Li Li1, Anita Schmitt2, Peter Reinhardt2, Jochen Greiner1, Mark Ringhoffer1, Bianca Vaida3, Martin Bommer1, Markus Vollmer1, Markus Wiesneth2, Hartmut Döhner1, and Michael Schmitt1

1Third Department of Internal Medicine, University of Ulm, Ulm, Germany
2Institute for Clinical Transfusion Medicine and Immunogenetics, University of Ulm, Ulm, Germany
3Department of Virology, University of Ulm, Ulm, Germany

Keywords: human, acute myeloid leukemia, dendritic cells, CD40, CD80, tumor antigens

 

Abstract

Acute myeloid leukemia (AML) is a clonal disease of hematopoiesis with poor clinical outcome despite recent improvements in chemotherapy and stem cell transplantation regimens.
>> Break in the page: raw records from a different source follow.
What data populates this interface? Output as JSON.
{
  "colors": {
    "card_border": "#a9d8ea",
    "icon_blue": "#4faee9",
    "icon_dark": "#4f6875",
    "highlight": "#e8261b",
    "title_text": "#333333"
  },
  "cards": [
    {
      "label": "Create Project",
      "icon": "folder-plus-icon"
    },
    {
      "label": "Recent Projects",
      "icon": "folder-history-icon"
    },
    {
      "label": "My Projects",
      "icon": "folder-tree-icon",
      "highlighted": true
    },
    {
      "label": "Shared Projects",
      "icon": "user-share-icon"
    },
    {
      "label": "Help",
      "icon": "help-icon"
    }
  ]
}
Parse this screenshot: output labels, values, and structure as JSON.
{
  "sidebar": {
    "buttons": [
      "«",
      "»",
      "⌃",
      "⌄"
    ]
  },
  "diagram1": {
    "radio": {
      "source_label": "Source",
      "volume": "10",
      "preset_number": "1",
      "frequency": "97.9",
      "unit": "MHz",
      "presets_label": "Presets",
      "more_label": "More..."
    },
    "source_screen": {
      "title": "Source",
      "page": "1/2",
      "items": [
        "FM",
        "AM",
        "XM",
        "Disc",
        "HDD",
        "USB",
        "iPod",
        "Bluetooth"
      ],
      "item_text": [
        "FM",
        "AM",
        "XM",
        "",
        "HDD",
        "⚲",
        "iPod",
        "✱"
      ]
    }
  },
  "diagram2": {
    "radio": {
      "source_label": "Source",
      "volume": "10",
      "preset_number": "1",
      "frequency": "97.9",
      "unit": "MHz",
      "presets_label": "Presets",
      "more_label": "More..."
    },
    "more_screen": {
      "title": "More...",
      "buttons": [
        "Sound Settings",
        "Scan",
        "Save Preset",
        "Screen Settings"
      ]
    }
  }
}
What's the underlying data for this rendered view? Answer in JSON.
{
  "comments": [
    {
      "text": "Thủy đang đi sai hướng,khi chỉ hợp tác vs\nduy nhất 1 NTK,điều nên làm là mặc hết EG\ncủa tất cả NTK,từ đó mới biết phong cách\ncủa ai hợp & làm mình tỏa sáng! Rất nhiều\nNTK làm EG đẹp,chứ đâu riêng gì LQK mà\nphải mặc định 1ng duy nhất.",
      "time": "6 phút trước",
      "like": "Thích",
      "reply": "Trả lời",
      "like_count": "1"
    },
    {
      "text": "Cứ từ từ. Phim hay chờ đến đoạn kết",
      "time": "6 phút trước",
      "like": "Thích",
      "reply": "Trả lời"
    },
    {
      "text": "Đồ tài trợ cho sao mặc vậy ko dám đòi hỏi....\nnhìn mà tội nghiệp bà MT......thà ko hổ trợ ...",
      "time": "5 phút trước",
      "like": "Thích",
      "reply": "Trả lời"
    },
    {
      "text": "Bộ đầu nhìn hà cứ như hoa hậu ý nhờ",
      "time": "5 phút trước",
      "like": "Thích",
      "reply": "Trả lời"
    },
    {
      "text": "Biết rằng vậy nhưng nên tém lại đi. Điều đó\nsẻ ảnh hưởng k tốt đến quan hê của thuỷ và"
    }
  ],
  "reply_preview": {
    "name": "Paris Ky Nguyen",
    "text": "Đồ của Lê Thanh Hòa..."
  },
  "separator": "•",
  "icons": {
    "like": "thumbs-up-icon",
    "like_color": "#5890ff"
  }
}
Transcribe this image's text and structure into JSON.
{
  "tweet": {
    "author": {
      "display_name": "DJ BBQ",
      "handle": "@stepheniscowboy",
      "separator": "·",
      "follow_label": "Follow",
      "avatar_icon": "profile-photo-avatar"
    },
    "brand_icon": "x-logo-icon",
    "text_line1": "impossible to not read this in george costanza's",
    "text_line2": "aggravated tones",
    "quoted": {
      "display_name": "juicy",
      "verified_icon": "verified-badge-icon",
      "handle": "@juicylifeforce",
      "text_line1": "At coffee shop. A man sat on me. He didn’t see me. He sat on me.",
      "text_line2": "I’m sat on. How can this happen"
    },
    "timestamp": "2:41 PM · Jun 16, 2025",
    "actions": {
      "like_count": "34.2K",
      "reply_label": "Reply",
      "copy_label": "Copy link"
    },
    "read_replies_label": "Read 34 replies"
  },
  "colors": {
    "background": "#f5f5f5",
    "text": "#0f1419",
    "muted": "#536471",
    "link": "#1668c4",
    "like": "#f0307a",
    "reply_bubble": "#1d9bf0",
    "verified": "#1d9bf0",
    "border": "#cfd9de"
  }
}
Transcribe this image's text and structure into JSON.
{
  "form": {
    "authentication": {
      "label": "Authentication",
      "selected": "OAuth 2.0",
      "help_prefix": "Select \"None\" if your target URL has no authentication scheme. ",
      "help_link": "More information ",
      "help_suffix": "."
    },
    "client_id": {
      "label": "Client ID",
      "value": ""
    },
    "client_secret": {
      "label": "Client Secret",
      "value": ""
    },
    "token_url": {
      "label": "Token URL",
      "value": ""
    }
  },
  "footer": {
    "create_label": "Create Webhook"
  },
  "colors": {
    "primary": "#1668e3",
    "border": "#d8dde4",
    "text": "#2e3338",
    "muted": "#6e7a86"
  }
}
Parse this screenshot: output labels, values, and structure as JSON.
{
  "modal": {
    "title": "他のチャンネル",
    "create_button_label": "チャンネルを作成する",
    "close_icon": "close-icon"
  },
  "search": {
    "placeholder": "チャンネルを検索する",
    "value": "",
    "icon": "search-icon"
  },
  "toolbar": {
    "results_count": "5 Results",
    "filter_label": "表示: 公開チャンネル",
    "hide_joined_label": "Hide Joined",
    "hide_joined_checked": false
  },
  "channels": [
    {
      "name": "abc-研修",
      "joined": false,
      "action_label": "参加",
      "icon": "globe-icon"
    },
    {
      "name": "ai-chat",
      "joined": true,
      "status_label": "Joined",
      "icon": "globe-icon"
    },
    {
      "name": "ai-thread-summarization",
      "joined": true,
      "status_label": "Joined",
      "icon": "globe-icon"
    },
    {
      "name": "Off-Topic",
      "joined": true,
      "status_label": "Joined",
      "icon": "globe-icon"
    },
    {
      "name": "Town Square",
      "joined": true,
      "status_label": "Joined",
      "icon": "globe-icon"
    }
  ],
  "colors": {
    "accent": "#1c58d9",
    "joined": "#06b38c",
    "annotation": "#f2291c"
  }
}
Immunotherapy with dendritic cells (DCs) eliciting specific T cell responses to leukemia-associated antigens (LAAs) might be a therapeutic option. DCs must express HLA class I/II molecules and the costimulatory molecules CD40, CD80 and CD86 to effectively activate T cells for the subsequent lysis of leukemic blasts. The expression of these antigens on DCs generated from 15 AML patients (AML-DCs) and on DCs generated from 15 healthy volunteers (HV-DCs) was analyzed by FACS. All DCs displayed the typical morphology and tested negative for B, T and NK cell markers. The sustained mRNA expression of LAAs such as PRAME, RHAMM or WT-1 proved that the AML-DCs originated from AML blasts. Compared with AML blasts, the expression of CD40, CD80, CD86 and HLA-DR was upregulated during DC culture to a median of 80-98% on AML-DCs. HLA-ABC was preserved on AML-DCs (median 95%). Expression of CD40, CD80 and CD83 remained lower on AML-DCs than on HV-DCs. AML-DCs express at least one LAA and strongly express HLA and costimulatory molecules, the prerequisites for eliciting T cell responses. AML-DCs may play a role in vaccine-based immunotherapies for AML patients.